An LMI Framework for Contraction-based Nonlinear Control Design by Derivatives of Gaussian Process Regression

TL;DR

This paper develops an LMI-based control design framework for nonlinear systems using Gaussian process regression to address the integrability problem and handle unknown dynamics with stochastic error modeling.

Contribution

It introduces a novel use of Gaussian process regression to solve the integrability problem in contraction-based control design and incorporates stochastic learning errors into the LMI framework.

Findings

LMI framework effectively designs controllers for nonlinear systems.

GPR-based approach handles unknown dynamics with probabilistic error bounds.
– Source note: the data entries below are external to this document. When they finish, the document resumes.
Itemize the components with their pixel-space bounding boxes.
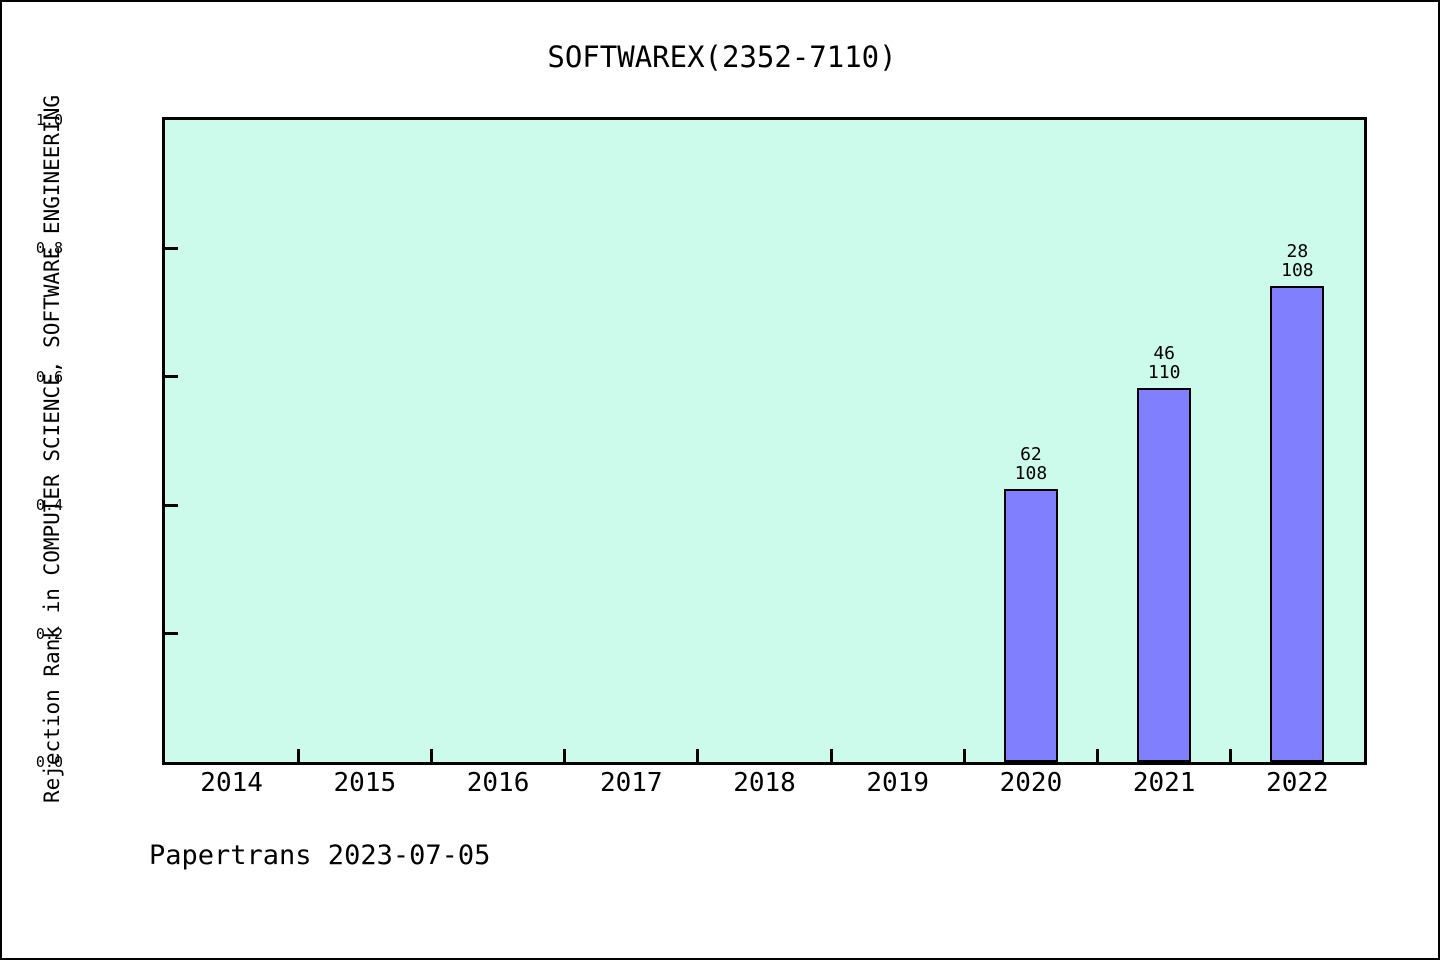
bar-2021[interactable] [1137,388,1192,762]
y-axis-label-container: Rejection Rank in COMPUTER SCIENCE, SOFT… [2,2,102,962]
x-axis-tick-mark [429,749,433,762]
y-axis-tick-mark [165,246,178,250]
y-axis-tick-mark [165,375,178,379]
bar-2022[interactable] [1270,286,1325,762]
y-axis-tick-mark [165,632,178,636]
x-axis-tick-label-2015: 2015 [333,768,397,798]
chart-title: SOFTWAREX(2352-7110) [547,40,897,74]
x-axis-tick-mark [1229,749,1233,762]
x-axis-tick-mark [296,749,300,762]
plot-area [162,117,1367,765]
x-axis-tick-mark [696,749,700,762]
x-axis-tick-label-2014: 2014 [200,768,263,798]
bar-2020[interactable] [1003,488,1058,762]
plot-inner [165,120,1364,762]
x-axis-tick-label-2018: 2018 [733,768,796,798]
y-axis-tick-label: 0.8 [35,239,63,258]
y-axis-tick-label: 0.4 [35,496,63,515]
x-axis-tick-label-2019: 2019 [866,768,930,798]
bar-value-label-2022: 28 108 [1237,242,1357,280]
bar-label-numerator: 28 [1286,241,1309,263]
bar-label-denominator: 110 [1147,362,1181,384]
x-axis-tick-label-2017: 2017 [599,768,663,798]
x-axis-tick-mark [962,749,966,762]
x-axis-tick-mark [1096,749,1100,762]
y-axis-tick-mark [165,503,178,507]
bar-label-denominator: 108 [1281,260,1314,282]
x-axis-tick-mark [829,749,833,762]
y-axis-tick-label: 0.2 [35,624,63,643]
y-axis-tick-label: 0.0 [35,753,63,771]
bar-value-label-2020: 62 108 [971,445,1091,483]
y-axis-tick-label: 0.6 [35,367,63,386]
x-axis-tick-label-2021: 2021 [1132,768,1196,798]
bar-value-label-2021: 46 110 [1104,344,1224,382]
footer-caption: Papertrans 2023-07-05 [149,840,491,871]
x-axis-tick-mark [563,749,567,762]
x-axis-tick-label-2016: 2016 [466,768,530,798]
x-axis-tick-label-2022: 2022 [1266,768,1329,798]
x-axis-tick-label-2020: 2020 [999,768,1063,798]
bar-label-numerator: 62 [1020,443,1042,465]
bar-label-denominator: 108 [1014,462,1048,484]
bar-label-numerator: 46 [1153,343,1175,365]
y-axis-tick-label: 1.0 [35,111,63,129]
Framework is suitable for discrete-time nonlinear control applications.

Abstract

Contraction theory formulates the analysis of nonlinear systems in terms of Jacobian matrices. Although this provides the potential to develop a linear matrix inequality (LMI) framework for nonlinear control design, conditions are imposed not on controllers but on their partial derivatives, which makes control design challenging. In this paper, we illustrate this so-called integrability problem can be solved by a non-standard use of Gaussian process regression (GPR) for parameterizing controllers and then establish an LMI framework of contraction-based control design for nonlinear discrete-time systems, as an easy-to-implement tool. Later on, we consider the case where the drift vector fields are unknown and employ GPR for functional fitting as its standard use. GPR describes learning errors in terms of probability, and thus we further discuss how to incorporate stochastic learning errors into the proposed LMI framework.